Quando o MEC fica nesse negócio de escola sem partido
, ideologia de gênero
, balbúrdia em universidade
, deveria na verdade estar preocupado na internacionalização da universidade, em criar mecanismos para mobilidade de estudante, dupla titulação, criar convênios de cooperação com universidades de renome para trocas de professores e alunos, criar plano estratégico com base em metas e resultados.
Se ela (universidade) tem uma visão mais política mas está cumprindo seu papel social, pouco me interessa. Sempre disse que não estou preocupado que as pessoas pensem como eu penso, estou preocupado que façam o que a sociedade espera delas. Se elas fizerem, estarão fazendo para a sociedade, e portanto para mim também. A gente (na UFPE) não ficava preso a uma situação em que todo mundo tinha que pensar igual para a universidade funcionar.

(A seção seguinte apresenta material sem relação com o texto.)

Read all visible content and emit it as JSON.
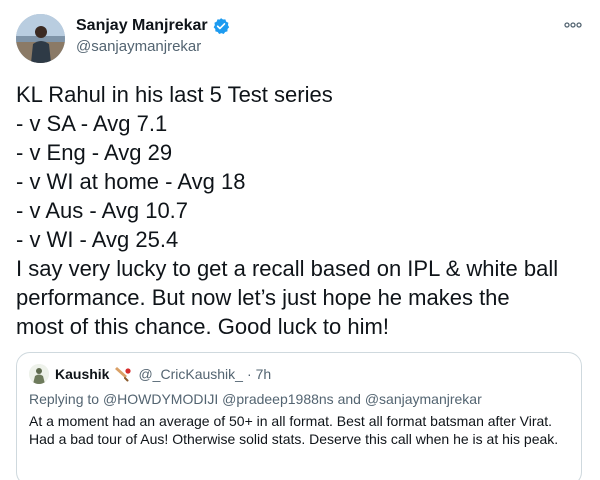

Dei títulos de professor emérito a pessoas mais à direita porque representavam certo setor da universidade, e também ao professor Paulo Freire, que hoje está sendo tão questionado pelo atual Ministério da Educação. Tive o maior prazer, privilégio e honra de dar a Paulo o título de professor emérito da UFPE.
A universidade é plural, jovem é rebelde mesmo, e faz parte (ter) a capacidade de dialogar com esse jovem, não confrontá-lo. O jovem precisa ter voz e entendimento que essa voz pode ter uma influência positiva na universidade e na sociedade. É preciso ter tolerância e uma agenda mais propositiva e menos de enfrentamento.
BBC News Brasil – Em entrevista ao programa Roda Viva, dois meses atrás, você comparou o MEC a um transatlântico. Acha que esse transatlântico já achou um rumo, ou está à deriva?
Ramos – Ele ainda é um transatlântico, só que está parado procurando rumo, para onde eu vou?
. A própria Secretaria de Educação Básica, de modo até interessante, convidou o terceiro setor, a Consed (Conselho de Secretários Estaduais da Educação) e a Undime (União dos Dirigentes Municipais da Educação) para pensar suas estratégias, mostrando que ainda está pensando onde vou colocar minhas fichas
.
Se por um lado isso retrata uma coisa muito positiva, de chamar os atores da sociedade para construir juntos – e acho que isso foi uma jogada bem legal do MEC -, isso mostra também uma paralisia. Mostra que ainda não está funcionando. Então, continua sendo um transatlântico, porque tem muitos programas, (abrangendo) coisas que deveriam ser dos Estados e municípios, mas que está parado ou andando muito lentamente.